EU regulators crack down on ESG ratings 

European lawmakers have reached an agreement to finalise the regulation of ESG rating providers, with increased oversight and transparency of the methodologies underpinning the ratings. Under the new rules, ESG ratings providers operating in the EU will be required to register with regulators and comply with strict conflict of interest policies, quality standards, and reporting rules. The latest development comes amidst rising criticism of overreliance on ESG ratings from investors in guiding sustainability-linked investment decisions, with the lack of regulatory guardrails raising concerns about potential greenwashing and risks from poor quality or unreliable ratings. By authorising the European Securities and Markets Authority (ESMA) to supervise ratings providers directly, the regulation aims to stamp out opacity and inconsistent standards.  

Smaller niche providers are likely to face heavier compliance burdens under the centralised oversight; however, exemptions are being considered during an initial transition period as a means of avoiding a reduction in competition. ESG ratings providers have long been the target of criticism, with the likes of Elon Musk, highlighting their inefficiencies in assessing company performance. Overall, though, if done right, developing accountability structures in the EU can serve to enhance the credibility of sustainability performance benchmarks, while reducing avenues of attack for their critics.

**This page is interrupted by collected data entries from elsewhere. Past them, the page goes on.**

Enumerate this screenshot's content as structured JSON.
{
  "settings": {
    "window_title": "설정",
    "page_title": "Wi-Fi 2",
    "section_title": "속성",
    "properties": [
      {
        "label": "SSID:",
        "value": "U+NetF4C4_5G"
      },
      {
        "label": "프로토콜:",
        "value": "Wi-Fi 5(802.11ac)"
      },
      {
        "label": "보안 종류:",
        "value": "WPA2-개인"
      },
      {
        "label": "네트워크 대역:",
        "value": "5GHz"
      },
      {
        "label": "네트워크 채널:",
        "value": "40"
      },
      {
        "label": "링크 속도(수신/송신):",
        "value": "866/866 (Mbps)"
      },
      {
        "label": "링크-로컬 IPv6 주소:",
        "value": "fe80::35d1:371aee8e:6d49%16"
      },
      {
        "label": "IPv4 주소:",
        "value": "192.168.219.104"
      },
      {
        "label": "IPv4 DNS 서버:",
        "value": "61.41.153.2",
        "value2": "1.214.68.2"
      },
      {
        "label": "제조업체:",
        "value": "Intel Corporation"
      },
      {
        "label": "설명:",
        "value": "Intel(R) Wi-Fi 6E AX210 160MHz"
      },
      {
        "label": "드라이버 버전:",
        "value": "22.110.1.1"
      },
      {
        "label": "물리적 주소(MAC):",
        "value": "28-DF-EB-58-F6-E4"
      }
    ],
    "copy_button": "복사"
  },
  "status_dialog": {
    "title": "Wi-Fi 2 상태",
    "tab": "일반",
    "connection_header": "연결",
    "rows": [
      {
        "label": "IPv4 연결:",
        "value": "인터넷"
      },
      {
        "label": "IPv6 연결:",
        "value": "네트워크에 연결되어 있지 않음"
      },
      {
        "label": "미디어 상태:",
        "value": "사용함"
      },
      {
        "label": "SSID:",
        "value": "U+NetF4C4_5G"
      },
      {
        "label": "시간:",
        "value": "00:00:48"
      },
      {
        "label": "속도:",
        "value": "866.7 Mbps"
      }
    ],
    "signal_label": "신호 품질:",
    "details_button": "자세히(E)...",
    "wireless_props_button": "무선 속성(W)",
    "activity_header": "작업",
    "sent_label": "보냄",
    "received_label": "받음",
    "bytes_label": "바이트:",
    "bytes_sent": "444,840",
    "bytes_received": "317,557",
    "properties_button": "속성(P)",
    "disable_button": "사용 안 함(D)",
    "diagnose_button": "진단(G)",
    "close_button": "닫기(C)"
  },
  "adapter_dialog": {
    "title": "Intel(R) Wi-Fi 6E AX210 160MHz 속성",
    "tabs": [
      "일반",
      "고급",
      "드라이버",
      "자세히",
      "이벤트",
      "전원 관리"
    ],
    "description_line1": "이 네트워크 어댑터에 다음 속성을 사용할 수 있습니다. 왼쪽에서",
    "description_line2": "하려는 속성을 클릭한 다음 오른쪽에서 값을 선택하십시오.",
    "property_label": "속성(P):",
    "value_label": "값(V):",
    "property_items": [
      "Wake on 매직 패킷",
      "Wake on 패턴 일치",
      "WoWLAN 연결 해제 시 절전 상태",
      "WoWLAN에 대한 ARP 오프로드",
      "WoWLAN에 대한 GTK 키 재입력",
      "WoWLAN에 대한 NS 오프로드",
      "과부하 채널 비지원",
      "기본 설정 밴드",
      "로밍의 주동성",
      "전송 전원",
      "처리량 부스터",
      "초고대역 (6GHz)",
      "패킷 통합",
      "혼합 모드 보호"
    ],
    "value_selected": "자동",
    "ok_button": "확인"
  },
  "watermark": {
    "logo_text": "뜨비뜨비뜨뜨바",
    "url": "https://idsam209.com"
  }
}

Big banks are hiring senior staff to work on biodiversity-linked opportunities 

According to the Irish Independent, major banks have created senior roles to work on biodiversity-linked opportunities. Their objective is to capitalise on biodiversity through financial innovation, while dealing with emerging regulations aimed at preserving the natural environment. One of these innovations, brought to market by Credit Suisse in 2021, is called the debt-for-nature swap, allowing borrower nations to refinance their debt at better rates in exchange for commitments to preserve nature. Several of the world’s biggest banks are now contemplating similar deals, with Barclays estimating that the market may eventually be worth $800 billion. One difficulty though with the development of biodiversity-linked products is the continued lack of consistent and rigorous data. However, given the rapid development of new data collection and analysis techniques, as well as reputable frameworks and regulations requiring additional – comparable – disclosures from companies, biodiversity data and efforts are quickly becoming commoditised. 

Italy’s company board reforms 

Italy’s parliament recently passed a controversial measure changing the way directors at public companies are appointed, despite strong opposition from international investors. The proposed measures were, according to a recent Financial Times article, added by the right-wing government, as part of a broader bill aimed at reforming the country’s capital markets, a process that has lasted three years. The proposed amendments grant long-term investors holding over 9% of a company’s share capital an advantage in board appointments and restrict the outgoing board’s capacity to nominate its list of candidates, after its three-year term. The changes argue their promoters, are designed to improve the competitiveness of the Italian stock market, an issue that many exchanges globally are reviewing.

Opposition lawmakers and international investors criticised the move, warning of potential negative market impacts and investor flight. Analysts argue that these governance changes may overshadow the benefits of broader capital market reforms, with some stating an individual minority shareholder may now usurp the board in terms of power.

The views expressed in this article are those of the author(s) and not necessarily the views of FTI Consulting, its management, its subsidiaries, its affiliates, or its other professionals.